Seppellì il comunismo con una risata

Jurij Druznikov, era un uomo genialmente schivo. Amava l’ironia, lo scritto fulminante e surreale. E questo bastò per fare di lui un bersaglio perfetto del regime comunista sovietico. Non amava, invece, i riflettori, la letteratura che si trasforma in spettacolo. Questo bastò e basta a far sì che il grande circo dell’editoria commerciale non abbia mai sviluppato un particolare interesse verso di lui.
Eppure questo esule, morto a 75 anni nella sua casa di Davis, in California, a causa di una polmonite è considerato dalla critica uno dei più importanti scrittori russi del ’900, tanto da essere stato candidato al Nobel per la letteratura nel 2001.
In Italia è rimasto a lungo praticamente ignoto sino a che l’editore Barbera ha pubblicato, nel 2006, il suo romanzo Angeli sulla punta di uno spillo che si è ritagliato rapidamente una piccola fetta di lettori affezionati e ammirati. Lettori che amavano sia la scrittura che il personaggio. Un russo, trapiantato negli Usa a metà anni ’80, gioviale nonostante le vicissitudini e che del suo particolare modo di raccontare diceva: «L’humour proviene dalla vita, come può essere estratto da una tazza di caffè espresso. E a me piacciono entrambe le cose: le storie e il caffè espresso...».

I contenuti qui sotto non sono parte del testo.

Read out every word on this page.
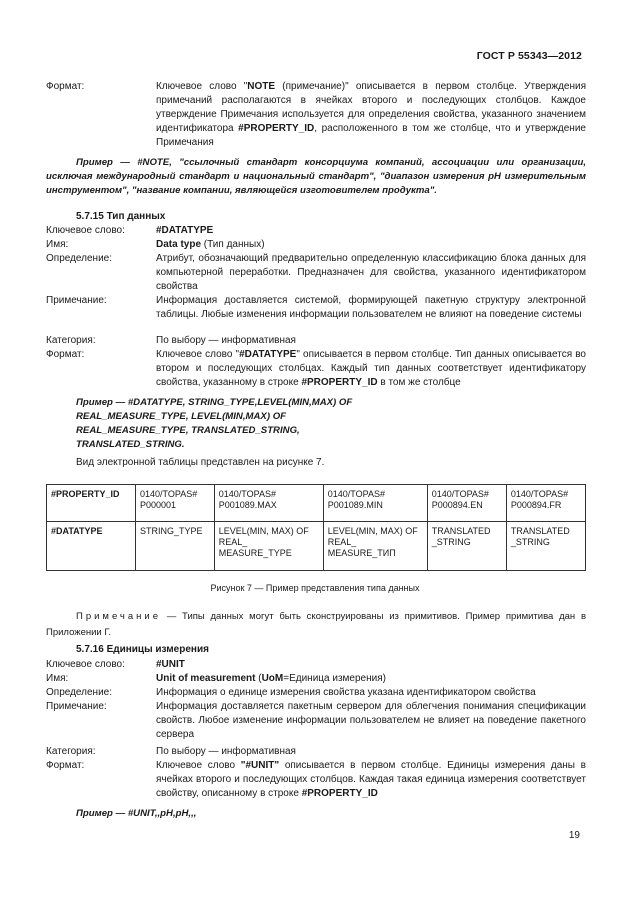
ГОСТ Р 55343—2012
Формат:	Ключевое слово "NOTE (примечание)" описывается в первом столбце. Утверждения примечаний располагаются в ячейках второго и последующих столбцов. Каждое утверждение Примечания используется для определения свойства, указанного значением идентификатора #PROPERTY_ID, расположенного в том же столбце, что и утверждение Примечания
Пример — #NOTE, "ссылочный стандарт консорциума компаний, ассоциации или организации, исключая международный стандарт и национальный стандарт", "диапазон измерения рН измерительным инструментом", "название компании, являющейся изготовителем продукта".
5.7.15 Тип данных
Ключевое слово:	#DATATYPE
Имя:	Data type (Тип данных)
Определение:	Атрибут, обозначающий предварительно определенную классификацию блока данных для компьютерной переработки. Предназначен для свойства, указанного идентификатором свойства
Примечание:	Информация доставляется системой, формирующей пакетную структуру электронной таблицы. Любые изменения информации пользователем не влияют на поведение системы
Категория:	По выбору — информативная
Формат:	Ключевое слово "#DATATYPE" описывается в первом столбце. Тип данных описывается во втором и последующих столбцах. Каждый тип данных соответствует идентификатору свойства, указанному в строке #PROPERTY_ID в том же столбце
Пример — #DATATYPE, STRING_TYPE,LEVEL(MIN,MAX) OF
REAL_MEASURE_TYPE, LEVEL(MIN,MAX) OF
REAL_MEASURE_TYPE, TRANSLATED_STRING,
TRANSLATED_STRING.
Вид электронной таблицы представлен на рисунке 7.
#PROPERTY_ID	0140/TOPAS# P000001	0140/TOPAS# P001089.MAX	0140/TOPAS# P001089.MIN	0140/TOPAS# P000894.EN	0140/TOPAS# P000894.FR
#DATATYPE	STRING_TYPE	LEVEL(MIN, MAX) OF REAL_ MEASURE_TYPE	LEVEL(MIN, MAX) OF REAL_ MEASURE_ТИП	TRANSLATED _STRING	TRANSLATED _STRING
Рисунок 7 — Пример представления типа данных
Примечание — Типы данных могут быть сконструированы из примитивов. Пример примитива дан в Приложении Г.
5.7.16 Единицы измерения
Ключевое слово:	#UNIT
Имя:	Unit of measurement (UoM=Единица измерения)
Определение:	Информация о единице измерения свойства указана идентификатором свойства
Примечание:	Информация доставляется пакетным сервером для облегчения понимания спецификации свойств. Любое изменение информации пользователем не влияет на поведение пакетного сервера
Категория:	По выбору — информативная
Формат:	Ключевое слово "#UNIT" описывается в первом столбце. Единицы измерения даны в ячейках второго и последующих столбцов. Каждая такая единица измерения соответствует свойству, описанному в строке #PROPERTY_ID
Пример — #UNIT,,pH,pH,,,
19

Autore poliedrico, critico, pedagogista, inventore di pièce teatrali, Druznikov aveva iniziato a pubblicare durante la dittatura stalinista. Bollato come dissidente per il suo stile caustico finì immediatamente nel mirino del Kgb. Anche radiato dall’Unione degli scrittori sovietici continuò però a diffondere le sue opere in formato samizdat: ovvero con quelle copie in ciclostile, oppure a mano, in cui in Urss circolava tutto quello che valeva la pena di leggere. Nel 1985 Angeli sulla punta di uno spillo, il suo capolavoro, fu requisito durante una perquisizione. Subito arrestato, rischiò di essere rinchiuso in manicomio. Lo salvò una petizione internazionale firmata, tra gli altri, da Kurt Vonnegut, Arthur Miller e Elie Wiesel. Mosca, infatti, di fronte alla mobilitazione degli intellettuali decise di lasciarlo fuggire. Trovò asilo negli Usa, dove gli fu offerta una cattedra di Letteratura russa. Ha insegnato fino alla morte. In Italia è appena stato pubblicato il suo ultimo romanzo: Il primo giorno del resto della mia vita (Barbera).